まもなく開催1周年になる『積読へらさないと』の特別編に参加しました(北海道新聞本社2階旧DRIVEにて)。土日も玄関で搬出作業が続いていたし、館内に入れるのは本当にこれで最後になるようだ。元スタッフが集まると営業中の雰囲気が戻ってくるようで、数年間でも場所の記憶は貴重ですね。

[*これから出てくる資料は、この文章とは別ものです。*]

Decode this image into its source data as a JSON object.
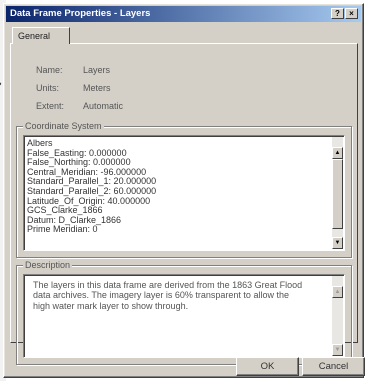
{
  "window": {
    "title": "Data Frame Properties - Layers",
    "help_glyph": "?",
    "close_glyph": "×"
  },
  "tabs": [
    {
      "label": "General"
    }
  ],
  "properties": {
    "name_label": "Name:",
    "name_value": "Layers",
    "units_label": "Units:",
    "units_value": "Meters",
    "extent_label": "Extent:",
    "extent_value": "Automatic"
  },
  "coordinate_system": {
    "legend": "Coordinate System",
    "lines": [
      "Albers",
      "False_Easting: 0.000000",
      "False_Northing: 0.000000",
      "Central_Meridian: -96.000000",
      "Standard_Parallel_1: 20.000000",
      "Standard_Parallel_2: 60.000000",
      "Latitude_Of_Origin: 40.000000",
      "GCS_Clarke_1866",
      "Datum: D_Clarke_1866",
      "Prime Meridian: 0"
    ]
  },
  "description": {
    "legend": "Description",
    "text": "The layers in this data frame are derived from the 1863 Great Flood data archives. The imagery layer is 60% transparent to allow the high water mark layer to show through."
  },
  "buttons": {
    "ok": "OK",
    "cancel": "Cancel"
  },
  "icons": {
    "scroll_up": "▲",
    "scroll_down": "▼"
  },
  "colors": {
    "title_bar_start": "#0a246a",
    "title_bar_end": "#a6caf0",
    "dialog_face": "#d4d0c8"
  }
}
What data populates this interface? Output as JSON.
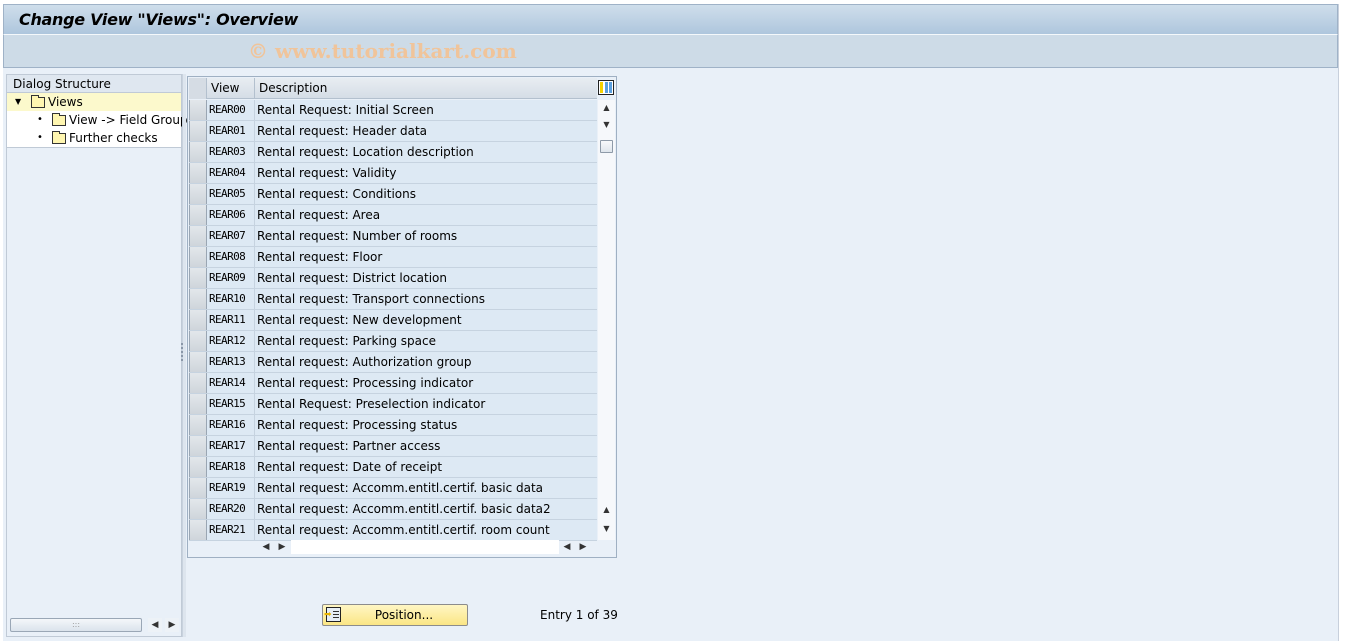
{
  "window": {
    "title": "Change View \"Views\": Overview",
    "watermark": "© www.tutorialkart.com"
  },
  "dialog_structure": {
    "header": "Dialog Structure",
    "items": [
      {
        "label": "Views",
        "level": 0,
        "expanded": true,
        "selected": true,
        "icon": "folder-open-icon"
      },
      {
        "label": "View -> Field Groups",
        "level": 1,
        "expanded": false,
        "selected": false,
        "icon": "folder-icon"
      },
      {
        "label": "Further checks",
        "level": 1,
        "expanded": false,
        "selected": false,
        "icon": "folder-icon"
      }
    ]
  },
  "table": {
    "columns": [
      "View",
      "Description"
    ],
    "settings_icon": "table-settings-icon",
    "rows": [
      {
        "view": "REAR00",
        "description": "Rental Request: Initial Screen"
      },
      {
        "view": "REAR01",
        "description": "Rental request: Header data"
      },
      {
        "view": "REAR03",
        "description": "Rental request: Location description"
      },
      {
        "view": "REAR04",
        "description": "Rental request: Validity"
      },
      {
        "view": "REAR05",
        "description": "Rental request: Conditions"
      },
      {
        "view": "REAR06",
        "description": "Rental request: Area"
      },
      {
        "view": "REAR07",
        "description": "Rental request: Number of rooms"
      },
      {
        "view": "REAR08",
        "description": "Rental request: Floor"
      },
      {
        "view": "REAR09",
        "description": "Rental request: District location"
      },
      {
        "view": "REAR10",
        "description": "Rental request: Transport connections"
      },
      {
        "view": "REAR11",
        "description": "Rental request: New development"
      },
      {
        "view": "REAR12",
        "description": "Rental request: Parking space"
      },
      {
        "view": "REAR13",
        "description": "Rental request: Authorization group"
      },
      {
        "view": "REAR14",
        "description": "Rental request: Processing indicator"
      },
      {
        "view": "REAR15",
        "description": "Rental Request: Preselection indicator"
      },
      {
        "view": "REAR16",
        "description": "Rental request: Processing status"
      },
      {
        "view": "REAR17",
        "description": "Rental request: Partner access"
      },
      {
        "view": "REAR18",
        "description": "Rental request: Date of receipt"
      },
      {
        "view": "REAR19",
        "description": "Rental request: Accomm.entitl.certif. basic data"
      },
      {
        "view": "REAR20",
        "description": "Rental request: Accomm.entitl.certif. basic data2"
      },
      {
        "view": "REAR21",
        "description": "Rental request: Accomm.entitl.certif. room count"
      }
    ]
  },
  "footer": {
    "position_button": "Position...",
    "entry_info": "Entry 1 of 39"
  }
}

今日取り上げたのは『文にあたる』(牟田都子/亜紀書房)でした。著者は作家や編集者から指名を受ける人気の校正者で、同じ校正といっても、文芸誌の出版校正と新聞社の校閲、商業印刷校正でそれぞれ正解が違うというエピソードが面白かった。ニューヨークの観光船に乗っていて見えてくる風景の順番は新聞校閲では事実通りが正解だが、著者の頭の中で反復された記憶は、事実と違っていても本人にとっては真実だ(福岡伸一『生物と無生物のあいだ』)という指摘は感動的だ。
文芸誌は誤植があってもお詫びで済む、自分たちは刷り直しになるからお詫びでは済まないといったことを商業印刷校正のベテランから言われたこともあるという。チラシやカタログは処分されるが、本は何十年も残る、そこに誤植を残したくないという思いで取り組んでいると続くのだけど、分野毎のせめぎ合いが伝わってくるようでした。